Many are not aware of how serious his injury was
Not yet in uniform, Grant Hill rolled up the sleeve of his dress shirt to reveal a scar running from the back of his left elbow to the top of his triceps.
This is the scar, created by doctors removing skin and arteries to patch the incision on his left ankle, that made Hill push back his comeback and think about life and death, not just running and jumping.
The untold story of Hill's comeback from four ankle operations is the staph infection that came afterward, hospitalizing him for a week and forcing him onto intravenous antibiotics for six months. Now a year and a half later, Hill is finally comfortable discussing a scary unplanned detour on his road to recovery.
"I didn't like to talk about it, and the team kept quiet about it," said Hill, whose ankle problems transformed one of the NBA's most promising young stars into its most famous gimp.
But the ankle was only part of the problem after the infection set in. Staph infections can kill, and Hill's condition was severe enough that it took six months of treatment with the strongest antibiotics available to rid his body of the bacteria.
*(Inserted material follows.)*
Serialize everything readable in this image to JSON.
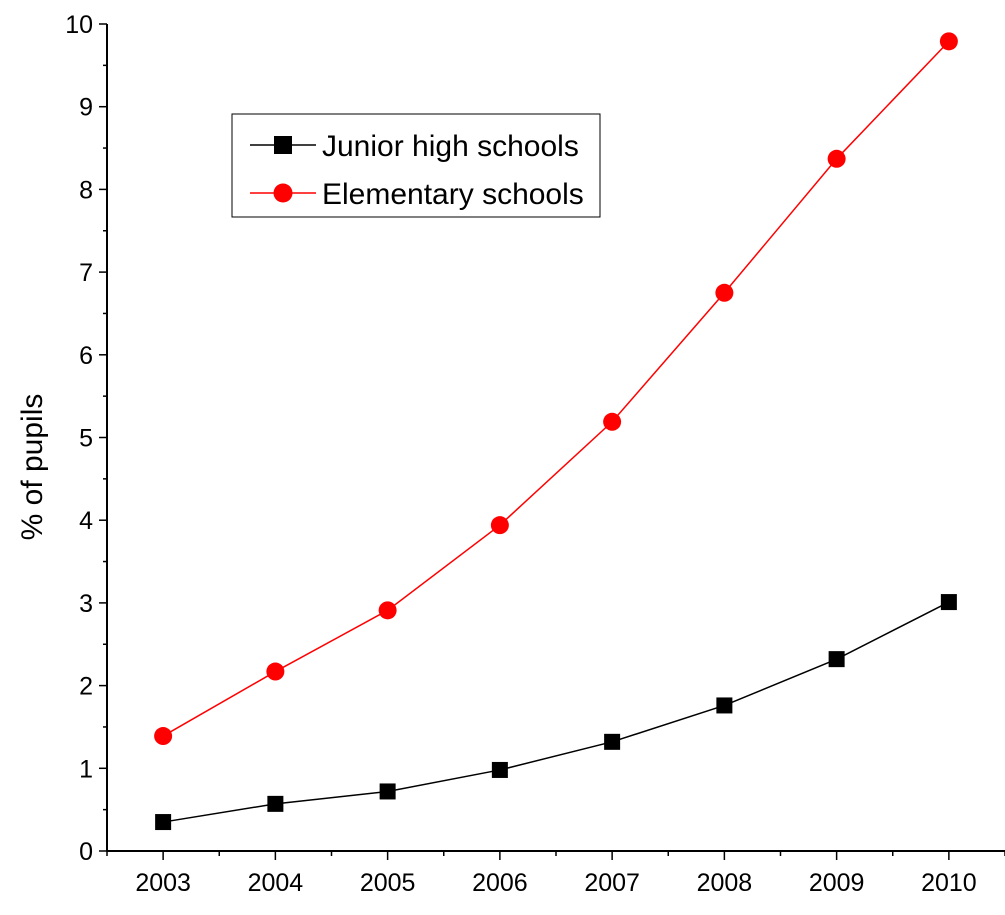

"As time goes by, I'm more comfortable talking about it," Hill told the Associated Press on Sunday. "But I look at it as a blessing because it forced me to slow down and really say 'Let's get this thing right.'"
Five days after Hill underwent a major surgical procedure in March, 2003, in which doctors re-fractured his ankle and realigned it with his leg bone, he developed a fever and convulsions.
His wife, Tamia, rushed him to the hospital.
"When we both saw the reaction of the people at the hospital, we knew there was something wrong," Hill said.
Doctors removed the splint around his ankle and discovered the incision was infected. Hill had developed red and black welts on his leg, and the shaking and convulsions progressed to the point where orderlies had to hold him down.
"He was in the living room and his teeth were chattering, and I thought he was just being overly dramatic, like he was a bad actor or something, but he was truly delirious," Tamia said in a telephone interview. "We got to the hospital and they took him in on a stretcher.
"It was bad, and I don't think we realized even then how bad it was."
Luckily, the infection hadn't spread to the bone.
Hill's slow recuperation, including getting hooked up to an IV machine three times a day, erased any ideas he had about returning during the 2003-04 season.
He now believes the extra downtime prevented him from attempting the same type of early comeback that derailed his recovery from three previous surgeries to repair the ankle he first injured late in the 1999-00 season.
"I've never been close to dying, and I don't know if I was close, but it was as close as I've ever been," Hill said. "It scared me, and I think it was a good thing in the sense that it forced me to slow down."
Hill now says he has absolutely no pain in his ankle - or in his incision-scarred left arm - as he makes a comeback that many thought would never happen.
He has had no problems running full speed, stutter-stepping, backpedaling or cutting while averaging more than 34 minutes through Orlando's first seven games - including a pair of back-to-backs.
Hill, who says he's through with ankle operations, takes the court each night knowing one more roll of the ankle could put an end to a career that has included an Olympic gold medal and six All-Star appearances in his early years with Detroit.
"He just had a feel for the game ... playing the point like Magic Johnson. He'd post you up, come off pick and dribble, shoot, drive. Man, he could do it all," said Sixers guard Aaron McKie, a teammate of Hill's with the Pistons.
Hill accumulated 29 triple-doubles with the Pistons (his last was in March 1999) before he became a free agent and went to the Magic in a sign-and-trade deal that netted him a US$93 million contract.
He played only four games his first season in Orlando, 14 in 2000-01 and 27 the next year, each season ending with surgeries that have left him with a total of four screws in his ankle.
Intimately familiar with medical procedures, Hill recently commandeered the team's X-ray machine for a furtive picture-taking excursion and screw-comparing session with new teammate Steve Francis.
"I didn't count, but there was a lot of them," Francis said. "It made me put into perspective that even though (ankle injuries) happened to me a lot of times, he's been through a lot more." What Francis didn't know was how the screws only told part of the story. The scar on Hill's arm takes it to a whole new level.